9- Lanet etme, kabalık, terör onların özelliklerindendir. Öyle ki selefîleri dövmekle tehdit ederler. Hatta bazılarına saldırmışlardır.

10- Muayyen şahsa lanet etmeleri. Hatta bazıları Ebu Hanife’ye lanet ederler ve bazıları da tekfir ederler. Ebu Hanife’nin sapıklıkları ve bid’atlerinin açıklanması onlara göre yeterli değildir, tekfir edilmesini de şart koşuyorlar. Medine’li âlimler el-Haddad’ın selefin menhecinden saptığını ortaya koymuş ve reddetmişlerdir. Haddadîler kendilerini İmam Ahmed’in menhecine nispet ederler. Haddad’ın İmam Ahmed’e muhalefet edip bid’at ehline uyum gösterdiği ortaya konulduğu zaman İmam Ahmed’e bu görüşün nispetini inkâr etmeye kalkıyorlar. El-Haddad diyor ki: “Bu İmam Ahmed’den sahih olarak gelse bile biz onu taklid etmeyiz.” Hâlbuki onlar hakkı talep etmiyorlar, ancak selefiler arasına fitne sokup ayrılık çıkarmak istiyorlar.

11- Ehl-i Sünnet’in bid’at ehli hakkında söylediği sözleri sünnet ehli aleyhine kullanarak niteleme yaparlar.

12- Cehaleti mazeret görenleri sapıklıkla suçlarlar. Çünkü kendileri aslen tekfircilerdir.

13- Kendilerine muhalefet edenleri hizipçi ve bid’atçi olarak görürler.

Şeyhulislam İbn Teymiyye rahimehullah şöyle demiştir: “Her birinin görüşlerinde ihtilaf bulunmasına rağmen, ilim ehli ve hevâ ehli arasındaki farkın sebebi şudur: Âlim güzel niyet ve içtihadı ile emrolunduğu şeyi yapar, o zahirde tam olarak mutabık olmasa dahi delil bulunduğuna itikad ettiği şeyi yapmakla emrolunmuştur.

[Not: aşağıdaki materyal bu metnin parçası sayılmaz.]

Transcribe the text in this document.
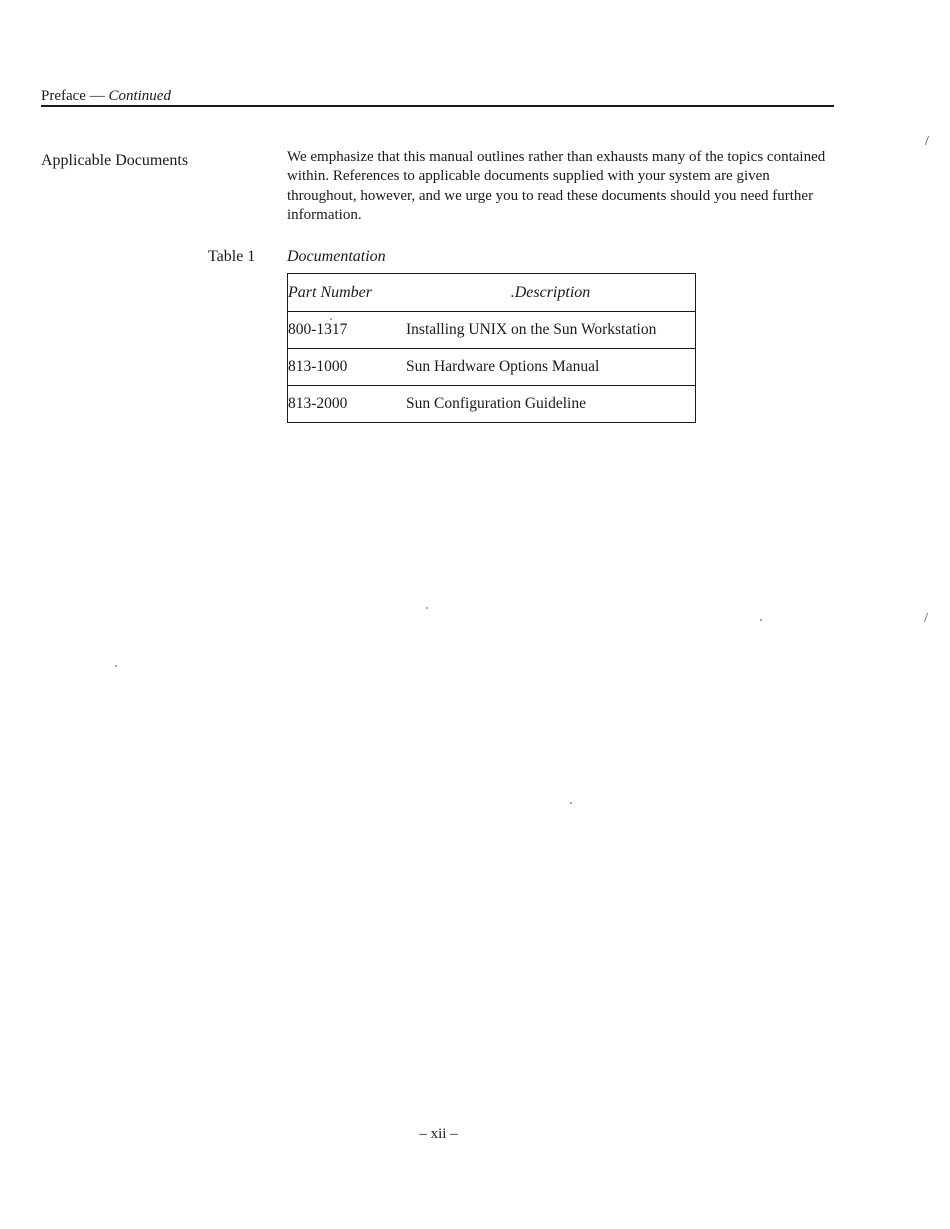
Preface — Continued
Applicable Documents	We emphasize that this manual outlines rather than exhausts many of the topics contained within. References to applicable documents supplied with your system are given throughout, however, and we urge you to read these documents should you need further information.
Table 1 Documentation
Part Number	.Description
800-1317	Installing UNIX on the Sun Workstation
813-1000	Sun Hardware Options Manual
813-2000	Sun Configuration Guideline
– xii –
/
/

Lakin bu itikad yakînî değildir. Nitekim hâkim adalet sahibi iki şahidi tasdik etmekle emrolunmuştur. Hakikatte bu şahitler hata etmiş veya yalan söylemiş olabilir. Aynı şekilde müftî de adalet ve zapt sahibi kimsenin haberini tasdik etmekle veya zahire tabi olmakla emrolunmuştur. Tam olarak mutabık olmasa dahi, zahirin delalet ettiği şeye itikad eder. Matlup olan itikad, zannın galebe çaldığı şeye göredir. Tam olarak yakîn üzere olmasalar dahi kulların emrolunduğu şey budur. Onlar bâtındaki hakikatlere göre itikad etmekle emrolunmamışlardır. Âlim bir meselede birbirine zıt iki itikaddan hak olanı kasteder ve kitap ve hikmetin gereğiyle emrolunduğu şeye tabi olur. Bilmediği şey ve farkında olmadığı hata konusunda mazurdur. Hevâ sahipleri ise böyle değildir. Zira onlar: “Ancak zanna ve nefislerinin arzularına uyarlar.” (Necm 23) Zan ve hevâ ile söyledikleri şeyi kesin kabul ederler, onun aksini asla kabul etmezler. Böylece zahiren ve batınen itikad etmekle emrolunmadıkları şeye itikad ederler, kastetmeye emrolunmadıkları şeye kastederler ve emrolunmadıkları içtihatta bulunurlar. Bilmeden yaptıkları bu içtihat ve kasıt, bağışlanmalarını gerektiren bir durum da değildir. Onlar gaspçılara benzeyen zalimlerdir veya sapıtanlara benzer cahillerdir. Müçtehidin ilmî içtihadında ise hakkı ortaya çıkarmaktan başka amaç yoktur. Nitekim bunun yolunu tutmuştur. Sırf hevâsına tabi olan kimse ise hakkı bilmesine rağmen ona karşı inat eder.”[4]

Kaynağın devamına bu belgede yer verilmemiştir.